History of a Young Female Law Professor

The Washington Post published an account of Senator Elizabeth Warren’s career as a law professor, Elizabeth Warren Faced Sexism, Shed a Husband and Found Her Voice Teaching Law in Houston, which you might find interesting regardless of your views about her politics.

The article described her academic career starting in the late 1970s.  She faced a challenge in getting hired because her law degree was from low-ranked Rutgers.  There was only one other woman on the faculty and she started teaching legal writing as well as contracts and commercial law.  She struggled teaching contracts, where she was a tough instructor who students found intimidating.  “The faculty members themselves, often the men, treated me as if I were a second-class citizen,” she said.  “It was a lonely experience.”

She had a mentor who repeatedly sexually harassed her.  “He commented on her clothes and appearance in ways that made her feel uncomfortable.  He told dirty jokes and invited her out for drinks, which she declined. … [One day] he lunged for her in his office.”  He was a powerful senior colleague, so she never complained.

Her marriage was stressed as she took care of her husband and kids while going through the grind of being a junior faculty member.  “When they were on their high school debate team together, [her husband] Jim had been drawn to her because she was smart and driven, Warren remembered.  Now he seemed to yearn for a more traditional wife.  But she had become a different person than she was at 19, when they married.  ‘I think [my husband and I] were both shocked by who I turned out to be 10 years later,’ Warren said.  ‘He thought I would be someone else, and truthfully, I kind of assumed that, too.  I kept changing and growing almost despite myself.’”

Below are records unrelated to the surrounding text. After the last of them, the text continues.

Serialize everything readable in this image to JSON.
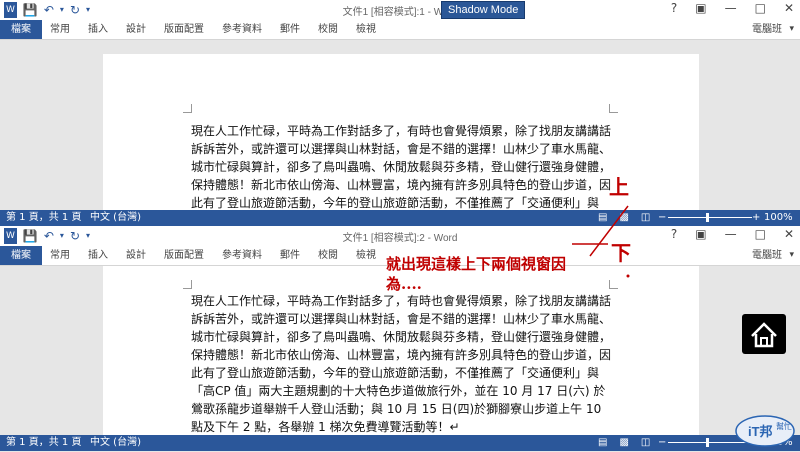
{
  "top": {
    "title": "文件1 [相容模式]:1 - Word",
    "user": "電腦班",
    "zoom": "100%"
  },
  "bottom": {
    "title": "文件1 [相容模式]:2 - Word",
    "user": "電腦班",
    "zoom": "100%"
  },
  "shadow_mode_label": "Shadow Mode",
  "ribbon": {
    "file_tab": "檔案",
    "tabs": [
      "常用",
      "插入",
      "設計",
      "版面配置",
      "參考資料",
      "郵件",
      "校閱",
      "檢視"
    ]
  },
  "status": {
    "page": "第 1 頁，共 1 頁",
    "language": "中文 (台灣)"
  },
  "document": {
    "top_text": "現在人工作忙碌，平時為工作對話多了，有時也會覺得煩累，除了找朋友講講話訴訴苦外，或許還可以選擇與山林對話，會是不錯的選擇！山林少了車水馬龍、城市忙碌與算計，卻多了鳥叫蟲鳴、休閒放鬆與芬多精，登山健行還強身健體，保持體態！新北市依山傍海、山林豐富，境內擁有許多別具特色的登山步道，因此有了登山旅遊節活動，今年的登山旅遊節活動，不僅推薦了「交通便利」與「高",
    "bottom_text": "現在人工作忙碌，平時為工作對話多了，有時也會覺得煩累，除了找朋友講講話訴訴苦外，或許還可以選擇與山林對話，會是不錯的選擇！山林少了車水馬龍、城市忙碌與算計，卻多了鳥叫蟲鳴、休閒放鬆與芬多精，登山健行還強身健體，保持體態！新北市依山傍海、山林豐富，境內擁有許多別具特色的登山步道，因此有了登山旅遊節活動，今年的登山旅遊節活動，不僅推薦了「交通便利」與「高CP 值」兩大主題規劃的十大特色步道做旅行外，並在 10 月 17 日(六) 於鶯歌孫龍步道舉辦千人登山活動；與 10 月 15 日(四)於獅腳寮山步道上午 10 點及下午 2 點，各舉辦 1 梯次免費導覽活動等！↵"
  },
  "annotations": {
    "up_label": "上",
    "down_label": "下",
    "note": "就出現這樣上下兩個視窗因為....",
    "color": "#c00000"
  },
  "colors": {
    "accent": "#2b579a"
  },
  "logo": {
    "line1": "iT邦",
    "line2": "幫忙"
  }
}
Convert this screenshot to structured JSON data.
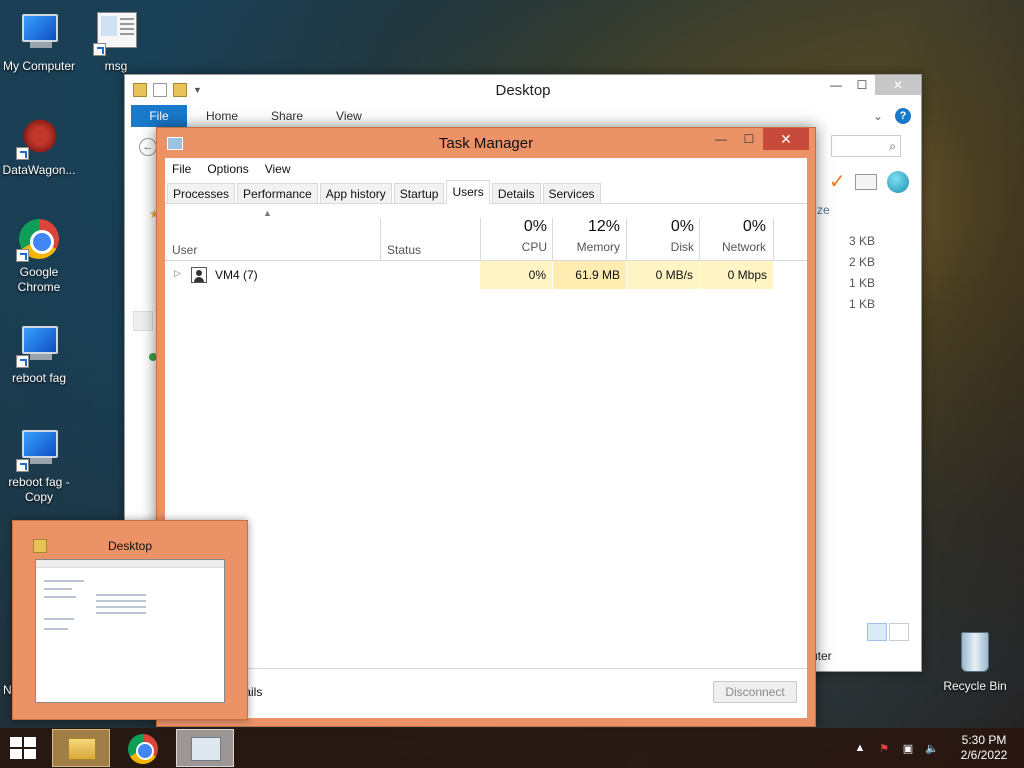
{
  "desktop": {
    "icons": [
      {
        "label": "My Computer"
      },
      {
        "label": "msg"
      },
      {
        "label": "DataWagon..."
      },
      {
        "label": "Google Chrome"
      },
      {
        "label": "reboot fag"
      },
      {
        "label": "reboot fag - Copy"
      },
      {
        "label": "Recycle Bin"
      }
    ],
    "partial_left_text": "N"
  },
  "explorer": {
    "title": "Desktop",
    "ribbon_tabs": [
      "File",
      "Home",
      "Share",
      "View"
    ],
    "size_header_fragment": "ze",
    "sizes": [
      "3 KB",
      "2 KB",
      "1 KB",
      "1 KB"
    ],
    "status_fragment": "uter",
    "search_icon": "search-icon"
  },
  "task_manager": {
    "title": "Task Manager",
    "menu": [
      "File",
      "Options",
      "View"
    ],
    "tabs": [
      "Processes",
      "Performance",
      "App history",
      "Startup",
      "Users",
      "Details",
      "Services"
    ],
    "active_tab": "Users",
    "columns": {
      "user": "User",
      "status": "Status",
      "cpu": {
        "pct": "0%",
        "label": "CPU"
      },
      "memory": {
        "pct": "12%",
        "label": "Memory"
      },
      "disk": {
        "pct": "0%",
        "label": "Disk"
      },
      "network": {
        "pct": "0%",
        "label": "Network"
      }
    },
    "rows": [
      {
        "user": "VM4 (7)",
        "status": "",
        "cpu": "0%",
        "memory": "61.9 MB",
        "disk": "0 MB/s",
        "network": "0 Mbps"
      }
    ],
    "fewer_details": "tails",
    "disconnect": "Disconnect"
  },
  "thumbnail": {
    "title": "Desktop"
  },
  "taskbar": {
    "time": "5:30 PM",
    "date": "2/6/2022",
    "tray_chevron": "▲"
  }
}
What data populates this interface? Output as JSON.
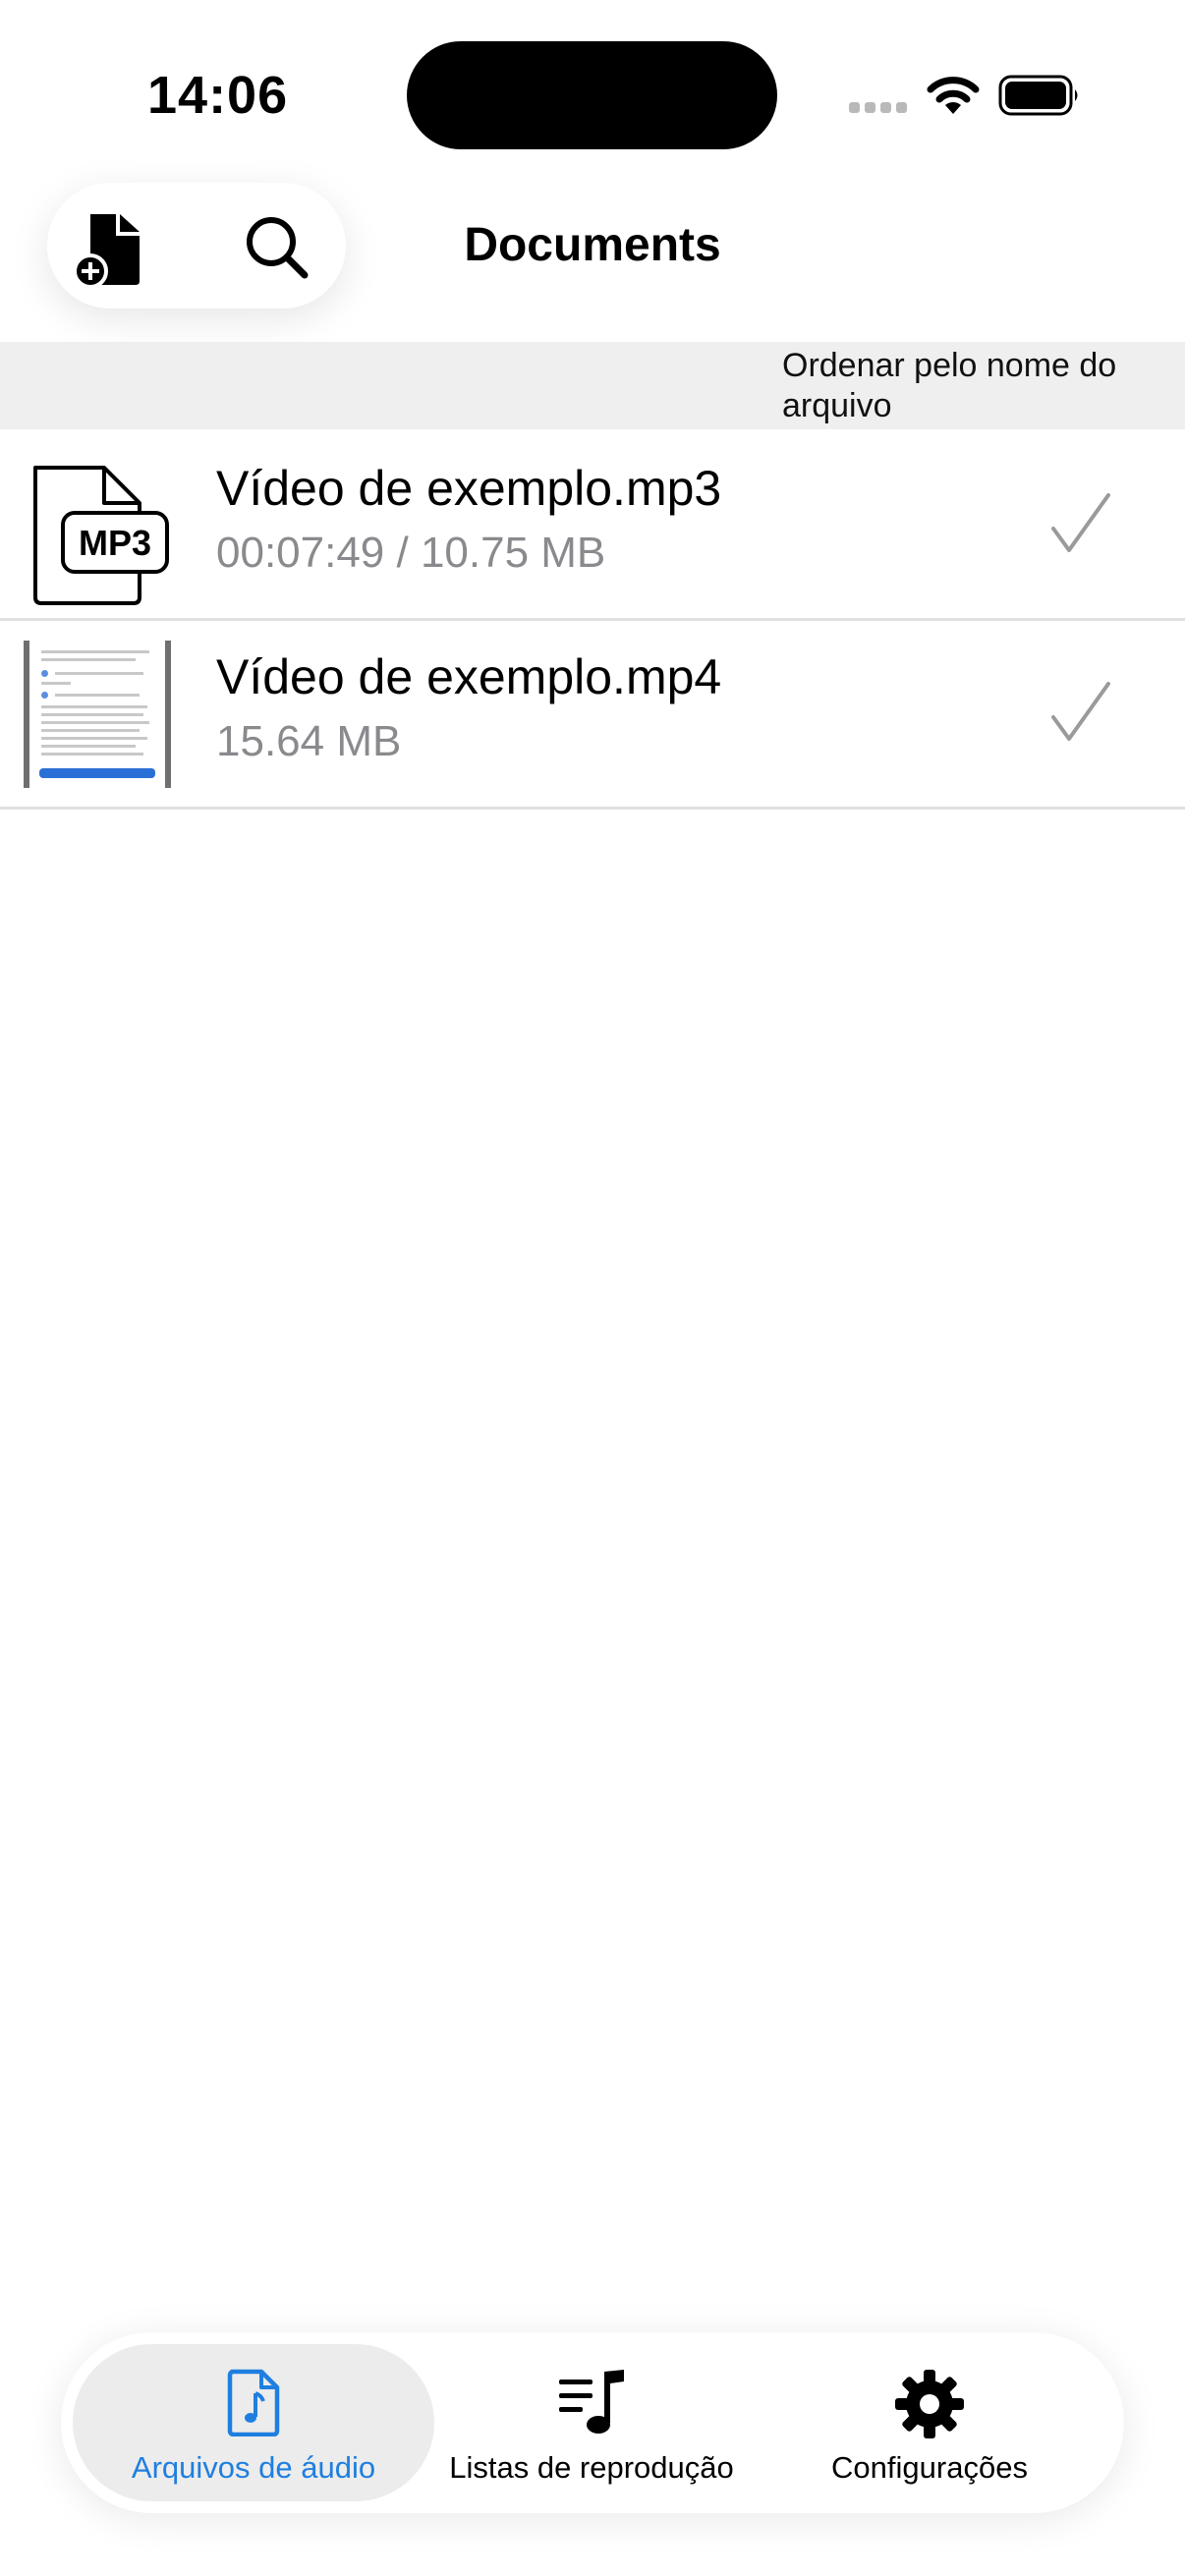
{
  "status_bar": {
    "time": "14:06"
  },
  "header": {
    "title": "Documents",
    "icons": {
      "add": "add-document-icon",
      "search": "search-icon"
    }
  },
  "sort": {
    "label": "Ordenar pelo nome do arquivo"
  },
  "files": [
    {
      "name": "Vídeo de exemplo.mp3",
      "meta": "00:07:49 / 10.75 MB",
      "thumbnail": "mp3-file-icon",
      "thumb_label": "MP3"
    },
    {
      "name": "Vídeo de exemplo.mp4",
      "meta": "15.64 MB",
      "thumbnail": "video-thumbnail"
    }
  ],
  "tab_bar": {
    "tabs": [
      {
        "label": "Arquivos de áudio",
        "icon": "audio-file-icon",
        "active": true
      },
      {
        "label": "Listas de reprodução",
        "icon": "playlist-icon",
        "active": false
      },
      {
        "label": "Configurações",
        "icon": "gear-icon",
        "active": false
      }
    ]
  },
  "colors": {
    "accent": "#1e7fe0",
    "secondary_text": "#8a8a8e",
    "sort_bar_bg": "#efefef",
    "active_tab_bg": "#ececec"
  }
}
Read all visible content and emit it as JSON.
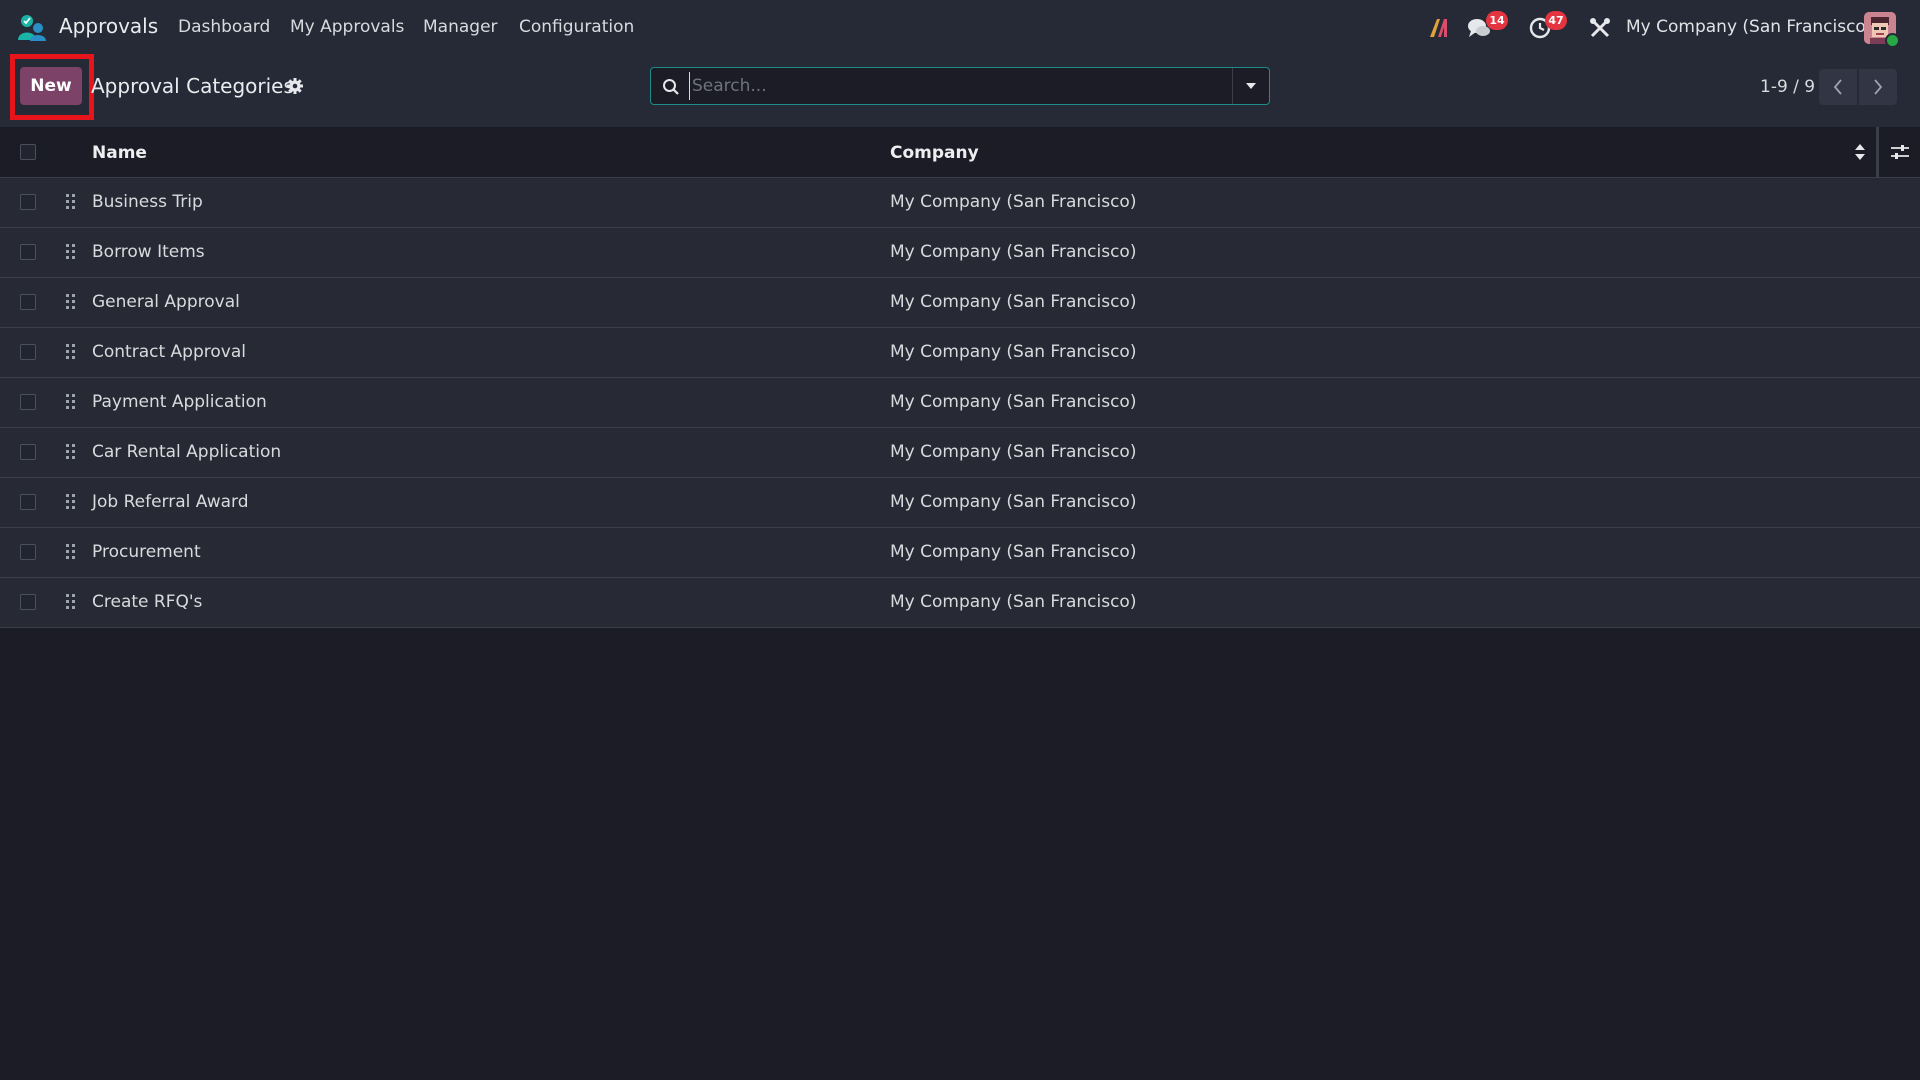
{
  "navbar": {
    "app_name": "Approvals",
    "menu": [
      "Dashboard",
      "My Approvals",
      "Manager",
      "Configuration"
    ],
    "messages_count": "14",
    "activities_count": "47",
    "company": "My Company (San Francisco)"
  },
  "control_panel": {
    "new_label": "New",
    "title": "Approval Categories",
    "search_placeholder": "Search...",
    "pager": "1-9 / 9"
  },
  "list": {
    "columns": [
      "Name",
      "Company"
    ],
    "rows": [
      {
        "name": "Business Trip",
        "company": "My Company (San Francisco)"
      },
      {
        "name": "Borrow Items",
        "company": "My Company (San Francisco)"
      },
      {
        "name": "General Approval",
        "company": "My Company (San Francisco)"
      },
      {
        "name": "Contract Approval",
        "company": "My Company (San Francisco)"
      },
      {
        "name": "Payment Application",
        "company": "My Company (San Francisco)"
      },
      {
        "name": "Car Rental Application",
        "company": "My Company (San Francisco)"
      },
      {
        "name": "Job Referral Award",
        "company": "My Company (San Francisco)"
      },
      {
        "name": "Procurement",
        "company": "My Company (San Francisco)"
      },
      {
        "name": "Create RFQ's",
        "company": "My Company (San Francisco)"
      }
    ]
  },
  "colors": {
    "background": "#1b1c26",
    "navbar": "#262a36",
    "primary_button": "#7c4268",
    "highlight": "#e8141c",
    "badge": "#e3343f",
    "search_focus": "#1d8c8a"
  },
  "icons": [
    "approvals-app-icon",
    "ai-icon",
    "chat-icon",
    "activity-clock-icon",
    "debug-tools-icon",
    "user-avatar",
    "gear-icon",
    "search-icon",
    "caret-down-icon",
    "chevron-left-icon",
    "chevron-right-icon",
    "sort-icon",
    "column-settings-icon",
    "drag-handle-icon"
  ]
}
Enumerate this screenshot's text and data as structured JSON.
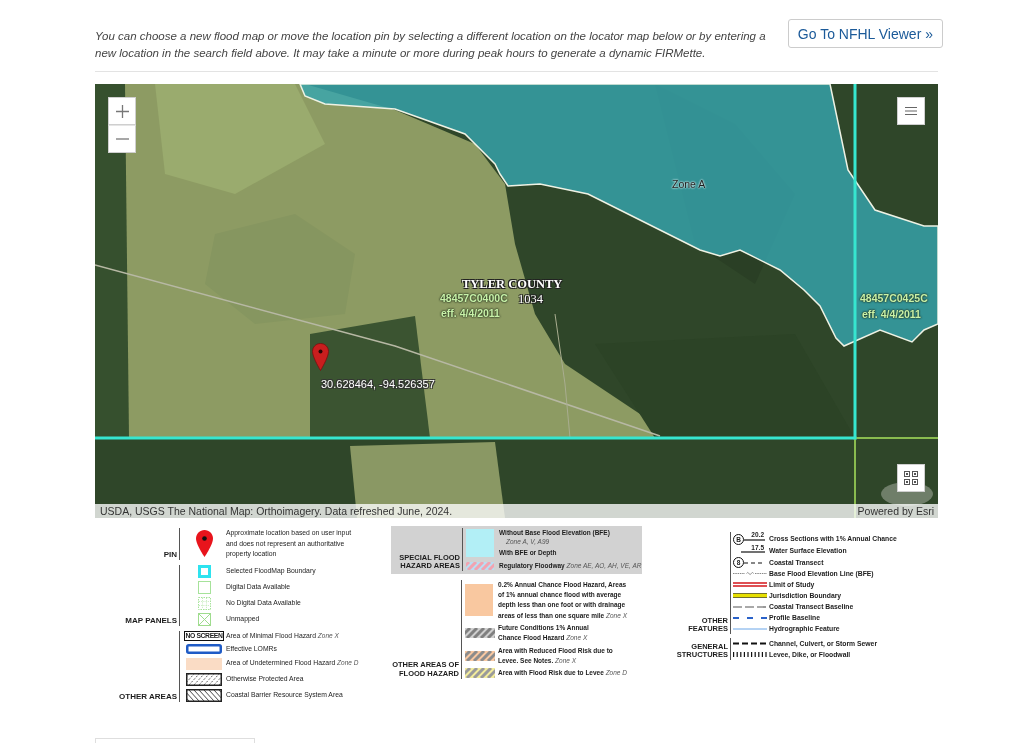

Unfortunately, many female faculty have had similar experiences.

3 thoughts on “History of a Young Female Law Professor”

  1. Although women are making up a greater percentage of law school classes, they still face specific hurtles that their male counterparts do not. I have had many conversations with my female counterparts about ways they have been made to feel lesser than the male students.

    I have been lucky to have a great legal mentor who is a working mom. We have had multiple candid conversations about being a woman and more specifically a mom in the legal field. She informed me that no one tells you how great the impact having kids is on your career. She stated that it changes your perspective on how you see the world and it also changes the way people see you in the work force.

    I am thankful for woman like Elizabeth Warren because they have paved the way for a new generation of female attorneys.

  2. This article strikes me in a couple different ways. First being that Elizabeth Warren’s story is unfortunately not novel, even 30+ years later. The pressure put on women to have to continuously prove themselves as being just as competent as their male counterparts is especially magnified in the legal community. I would bet that each of my fellow female law students have a story to tell about how she has been belittled solely based upon her sex, yet had to comply because it could have hurt her professionally to speak up otherwise.

    Second, there is a social tension for women to be the most impressive in their profession and while also balancing a healthy home life, both of which are possible. I sometimes have to catch myself when I see my fellow students with husbands/wives and children and think, “how do they do it?” Because they are not in law school on accident – we all work significantly hard in our own ways to achieve what it is we came here for. And quite frankly, we should all aspire to be just as prepared for class as the woman who made it to her 9:00am lecture despite her child having the flu.

    Careers, marriages, children- none of these aspects of life should be viewed as hindering a woman from achieving what it is that she wants to achieve. Each of these aspects should be celebrated and supported in its own way. Furthermore, ambition should be celebrated too, because growth and success simply do not stem from just someone’s idea of being “traditional.”

  3. The feelings that Warren experienced appear to be common throughout the legal field for women. Law school continuously changes you as a person as you grow and develop, and learn things about yourself that never even knew they were there. As a law school professor, you’re inevitability trapped within the “law school cycle” of constant learning and stress.

    However, as a woman who plans to have a long career in the legal field in addition to being a wife and having kids, I am mortified at how Warren’s husband view of a wife changed overtime. Women who obtain a law degree are not women who sit quietly and go with the flow. Women who obtain law degrees are “go-getters”, assertive, and over achievers. It appears that the very thing that attracted Warren’s husband to her was also the same thing that broke the marriage apart – how scary. Warren’s feelings are valid and should be discussed more.